日本中で記録的な大雪になり何もかも大混乱になった週末。
私達は結婚式を挙げるのだ。
電車も動かない、道も大渋滞。
式場もどこまで対応してもらえるんだろうか。
何もかもが不安だった。
けれど、私たちはこの日絶対に結婚式を挙げる。
父が倒れたのは3ヶ月前だった。突然だった。
それから私達家族と父の闘病生活は始まった。
結婚が決まってから父とは何かにつけて衝突していた。
もうすぐこの家を出るのだから、親孝行しなくちゃ。
そう思う心とは裏腹に父に対して素直になれない自分。
いつも機嫌の悪い父。
父は一人娘の私を嫁に出すのが寂しいのだと母が言った。
素直になれないのは親子だね、と。
しかし、父の病気で一変した。
私は何で今までもっと優しい言葉をかけられなかったんだろう。
当たり前に元気だった親がそうでなくなった時
今やるべきことは素直になることなのだと思い知った。
そうして私達似た者親子はやっとお互いに
いつも笑って話せるようになっていた。
父は私の結婚を喜んでくれ、
結婚式に出席することを励みに病気と闘ってきた。
だから、結婚式はどうしても今日でないとだめなんだ。
彼はそんな私の気持ちを理解してくれて同じ心で
今日に臨んでくれている。
朝7時過ぎ、彼から連絡が入る。
6時に出てきたけれど、渋滞で車が全く動かない。
ここから歩く!と。

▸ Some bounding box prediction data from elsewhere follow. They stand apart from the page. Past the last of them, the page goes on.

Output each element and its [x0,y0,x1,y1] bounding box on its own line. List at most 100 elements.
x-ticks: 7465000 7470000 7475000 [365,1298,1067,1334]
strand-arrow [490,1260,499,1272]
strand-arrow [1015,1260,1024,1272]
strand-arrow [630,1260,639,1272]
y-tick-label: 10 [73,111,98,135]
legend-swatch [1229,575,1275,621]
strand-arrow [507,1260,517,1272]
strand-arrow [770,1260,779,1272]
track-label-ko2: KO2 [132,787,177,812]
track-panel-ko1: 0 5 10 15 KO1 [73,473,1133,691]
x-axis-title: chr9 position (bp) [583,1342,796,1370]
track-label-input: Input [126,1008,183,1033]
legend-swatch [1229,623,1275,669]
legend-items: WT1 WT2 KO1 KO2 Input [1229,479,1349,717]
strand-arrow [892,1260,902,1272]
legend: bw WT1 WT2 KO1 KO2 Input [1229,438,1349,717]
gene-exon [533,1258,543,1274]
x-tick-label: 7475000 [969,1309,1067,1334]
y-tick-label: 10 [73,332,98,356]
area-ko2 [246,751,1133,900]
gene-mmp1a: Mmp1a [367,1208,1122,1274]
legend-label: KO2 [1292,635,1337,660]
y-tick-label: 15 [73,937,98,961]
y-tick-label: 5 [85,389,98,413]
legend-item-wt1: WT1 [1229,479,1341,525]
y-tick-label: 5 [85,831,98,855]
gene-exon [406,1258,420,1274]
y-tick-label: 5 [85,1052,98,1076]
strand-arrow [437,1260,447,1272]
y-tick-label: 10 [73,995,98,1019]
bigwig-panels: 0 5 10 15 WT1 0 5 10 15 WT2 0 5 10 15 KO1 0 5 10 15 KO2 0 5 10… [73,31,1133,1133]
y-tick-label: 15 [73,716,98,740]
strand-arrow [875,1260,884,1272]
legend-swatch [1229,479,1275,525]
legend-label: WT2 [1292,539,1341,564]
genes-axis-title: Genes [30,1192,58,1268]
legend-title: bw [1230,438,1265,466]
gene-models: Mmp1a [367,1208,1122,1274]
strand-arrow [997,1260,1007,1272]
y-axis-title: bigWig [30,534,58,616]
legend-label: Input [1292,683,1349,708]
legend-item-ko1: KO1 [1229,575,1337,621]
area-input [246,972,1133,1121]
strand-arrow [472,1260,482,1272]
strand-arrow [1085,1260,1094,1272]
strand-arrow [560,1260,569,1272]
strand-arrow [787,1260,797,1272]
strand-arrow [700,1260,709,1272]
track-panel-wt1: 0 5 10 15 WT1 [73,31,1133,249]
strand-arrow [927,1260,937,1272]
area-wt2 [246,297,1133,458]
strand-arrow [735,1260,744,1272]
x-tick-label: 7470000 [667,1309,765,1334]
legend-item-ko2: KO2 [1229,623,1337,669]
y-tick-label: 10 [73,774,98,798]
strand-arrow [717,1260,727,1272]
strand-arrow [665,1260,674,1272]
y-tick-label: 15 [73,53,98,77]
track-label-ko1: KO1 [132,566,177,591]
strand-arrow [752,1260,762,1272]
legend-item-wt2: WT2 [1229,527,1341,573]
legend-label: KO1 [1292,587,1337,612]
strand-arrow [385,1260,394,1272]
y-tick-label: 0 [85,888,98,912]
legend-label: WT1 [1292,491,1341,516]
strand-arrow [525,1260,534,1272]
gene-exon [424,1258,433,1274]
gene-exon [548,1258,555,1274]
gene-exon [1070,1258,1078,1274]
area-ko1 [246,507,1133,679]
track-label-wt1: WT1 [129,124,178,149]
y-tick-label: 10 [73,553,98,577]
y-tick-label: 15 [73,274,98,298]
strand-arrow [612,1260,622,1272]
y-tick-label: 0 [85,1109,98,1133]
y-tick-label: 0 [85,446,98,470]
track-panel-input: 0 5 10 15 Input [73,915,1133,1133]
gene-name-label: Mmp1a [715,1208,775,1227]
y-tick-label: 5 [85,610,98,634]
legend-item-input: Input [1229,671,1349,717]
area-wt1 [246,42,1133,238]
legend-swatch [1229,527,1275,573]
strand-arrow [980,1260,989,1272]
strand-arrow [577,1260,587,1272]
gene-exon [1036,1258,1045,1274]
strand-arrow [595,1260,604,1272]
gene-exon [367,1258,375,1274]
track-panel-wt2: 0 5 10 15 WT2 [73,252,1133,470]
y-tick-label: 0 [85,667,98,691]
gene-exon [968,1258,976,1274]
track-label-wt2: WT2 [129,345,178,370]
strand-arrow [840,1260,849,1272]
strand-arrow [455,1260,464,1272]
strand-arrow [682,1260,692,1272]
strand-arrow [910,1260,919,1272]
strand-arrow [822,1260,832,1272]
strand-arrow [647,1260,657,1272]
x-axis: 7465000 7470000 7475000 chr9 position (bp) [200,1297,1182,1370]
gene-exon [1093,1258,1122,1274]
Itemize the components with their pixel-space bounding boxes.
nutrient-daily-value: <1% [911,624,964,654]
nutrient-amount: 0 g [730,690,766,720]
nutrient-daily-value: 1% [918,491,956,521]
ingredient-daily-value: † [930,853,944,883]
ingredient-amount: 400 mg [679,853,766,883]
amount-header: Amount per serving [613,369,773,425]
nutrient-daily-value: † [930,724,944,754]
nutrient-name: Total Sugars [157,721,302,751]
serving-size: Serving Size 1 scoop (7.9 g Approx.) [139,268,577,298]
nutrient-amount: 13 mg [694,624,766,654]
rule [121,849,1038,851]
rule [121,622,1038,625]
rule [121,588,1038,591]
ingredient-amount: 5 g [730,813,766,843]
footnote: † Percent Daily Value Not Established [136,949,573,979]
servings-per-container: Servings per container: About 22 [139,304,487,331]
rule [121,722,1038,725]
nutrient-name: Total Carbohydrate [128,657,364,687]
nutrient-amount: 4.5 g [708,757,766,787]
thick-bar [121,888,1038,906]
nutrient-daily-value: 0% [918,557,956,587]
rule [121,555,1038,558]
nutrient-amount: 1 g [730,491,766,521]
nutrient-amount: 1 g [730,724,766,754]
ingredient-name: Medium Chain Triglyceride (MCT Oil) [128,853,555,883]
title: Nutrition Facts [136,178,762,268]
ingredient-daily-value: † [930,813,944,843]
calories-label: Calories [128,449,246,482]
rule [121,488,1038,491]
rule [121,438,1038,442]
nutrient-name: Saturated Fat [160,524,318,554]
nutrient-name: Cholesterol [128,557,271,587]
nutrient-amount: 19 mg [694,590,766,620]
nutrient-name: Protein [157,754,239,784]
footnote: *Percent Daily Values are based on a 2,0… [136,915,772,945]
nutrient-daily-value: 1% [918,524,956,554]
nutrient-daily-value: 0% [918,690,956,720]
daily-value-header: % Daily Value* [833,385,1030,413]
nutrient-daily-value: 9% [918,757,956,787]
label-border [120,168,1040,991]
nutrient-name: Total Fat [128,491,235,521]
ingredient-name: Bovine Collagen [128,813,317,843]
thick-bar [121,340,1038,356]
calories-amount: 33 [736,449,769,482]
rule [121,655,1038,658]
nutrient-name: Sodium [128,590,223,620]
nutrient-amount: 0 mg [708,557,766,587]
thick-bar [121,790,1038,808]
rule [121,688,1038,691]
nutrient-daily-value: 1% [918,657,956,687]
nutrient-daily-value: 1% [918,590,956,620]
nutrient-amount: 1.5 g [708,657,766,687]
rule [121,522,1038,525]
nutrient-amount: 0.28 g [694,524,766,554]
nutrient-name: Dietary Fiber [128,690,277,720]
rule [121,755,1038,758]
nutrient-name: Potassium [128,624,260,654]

歩くって・・・
普通に歩いても5時間以上かかる。
でも今の私には全てを信じて待つしかない。
挙式は11時からの予定だった。
もう12時になろうとしている。
「新郎様が到着されました!」声が響く。
一晩中雪かきをして真っ赤に雪焼けをした顔を
笑顔でくしゃくしゃにしたスタッフさん達に囲まれて
雪だるまの様になった彼がやって来た。
オーラというものがあるならば、彼は間違いなく
キラキラとまぶしい輝きをまとって私の前に現れた。
お父さん!私の旦那さんになる人はすごいでしょ!
これが愛の力だよ!
結局3時間遅れで式は始まった。
前日から近くのホテルに泊まっていた父をはじめ家族も参列し、
来られなかったゲストの方はいらしたけれど
無事終えることが出来た。
こんなに思い出深い結婚式はあるだろうか。
折れそうになる心を彼や家族、式場のスタッフの皆さんに支えられ、
この日を最高の日にしてもらった。
父にも今までで一番のプレゼントが出来たと思っている。
けれど、本当に一番幸せなプレゼントをもらったのは私。
この凄かった日からスタートする人生は
ちょっとやそっとでは負けないよね。

お二人の強い思いに応えたいと私達スタッフも出来る限りのことをさせて頂きました。一日ひと組完全貸切だから突然のハプニングにも対応出来ました。けれど一番はお二人の強い絆があってこそ実現した一日だったと思っています。